The FTC filed an amended antitrust complaint against Facebook, alleging the company bought two main rivals and engaged in illegal "buy-or-bury" and "opened-first-closed-later" schemes. The amended complaint follows a U.S. District Court for the District of Columbia's recent decision to dismiss the original FTC complaint.

In the amended complaint, the FTC alleged that Facebook took actions to "cement" its monopoly by buying rivals Instagram and WhatsApp during the 2010s - a transition period to a mobile-first communication era. The FTC alleged that Facebook employed anticompetitive conditional dealing policies to app developers, by granting access to its platform for developers subject to their agreeing to (i) not compete with the company's core services and (ii) not facilitate potential rivals' growth. The FTC alleged Facebook "supplemented its anticompetitive shopping spree" with "buy or bury" and "open-first-close-later schemes" that hamper[ed] the ability of rivals and would-be rivals to "compete on the merits," thereby "harming the competitive process and limited consumer choice."

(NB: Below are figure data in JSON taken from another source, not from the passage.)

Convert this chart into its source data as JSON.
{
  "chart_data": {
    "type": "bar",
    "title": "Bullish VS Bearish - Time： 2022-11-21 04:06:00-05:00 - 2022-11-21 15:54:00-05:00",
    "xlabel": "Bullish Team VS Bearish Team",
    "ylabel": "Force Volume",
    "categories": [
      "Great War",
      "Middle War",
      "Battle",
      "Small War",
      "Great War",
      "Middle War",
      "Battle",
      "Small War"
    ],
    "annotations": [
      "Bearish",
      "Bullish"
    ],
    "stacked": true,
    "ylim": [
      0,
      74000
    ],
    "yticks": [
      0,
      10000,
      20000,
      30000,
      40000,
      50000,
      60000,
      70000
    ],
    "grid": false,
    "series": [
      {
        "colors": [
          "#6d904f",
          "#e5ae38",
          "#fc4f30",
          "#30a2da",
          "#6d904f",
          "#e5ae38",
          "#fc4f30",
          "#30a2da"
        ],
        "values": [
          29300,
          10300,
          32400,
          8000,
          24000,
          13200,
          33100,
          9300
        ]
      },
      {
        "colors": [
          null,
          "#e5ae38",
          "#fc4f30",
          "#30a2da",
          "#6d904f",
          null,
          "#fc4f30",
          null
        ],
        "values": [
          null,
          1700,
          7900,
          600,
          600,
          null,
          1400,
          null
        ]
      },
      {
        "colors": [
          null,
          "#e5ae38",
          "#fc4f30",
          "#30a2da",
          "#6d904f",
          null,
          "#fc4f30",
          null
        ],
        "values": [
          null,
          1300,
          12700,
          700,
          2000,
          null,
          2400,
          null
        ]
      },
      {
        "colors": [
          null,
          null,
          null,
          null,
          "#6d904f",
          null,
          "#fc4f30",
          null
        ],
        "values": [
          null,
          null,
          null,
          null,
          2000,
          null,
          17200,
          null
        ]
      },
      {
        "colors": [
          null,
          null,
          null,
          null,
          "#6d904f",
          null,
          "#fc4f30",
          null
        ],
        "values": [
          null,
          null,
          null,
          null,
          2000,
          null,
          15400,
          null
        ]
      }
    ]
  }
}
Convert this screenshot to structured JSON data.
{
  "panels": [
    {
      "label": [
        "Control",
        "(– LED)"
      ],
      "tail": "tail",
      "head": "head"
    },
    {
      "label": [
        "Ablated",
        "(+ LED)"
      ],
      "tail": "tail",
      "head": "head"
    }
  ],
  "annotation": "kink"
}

The FTC alleged that Facebook violated Section 5(a) of the Federal Trade Commission Act and Section 2 of the Sherman Act.

FTC Commissioner Christine S. Wilson dissented from the filing because the amended allegations focus on the acquisitions of rivals, transactions previously evaluated and permitted by the FTC under the Hart-Scott-Rodino premerger notification process. Ms. Wilson stated that it is "bad policy to undermine the integrity of the premerger notification process established by Congress and the repose that it provides to merging parties that have faithfully complied with its requirements."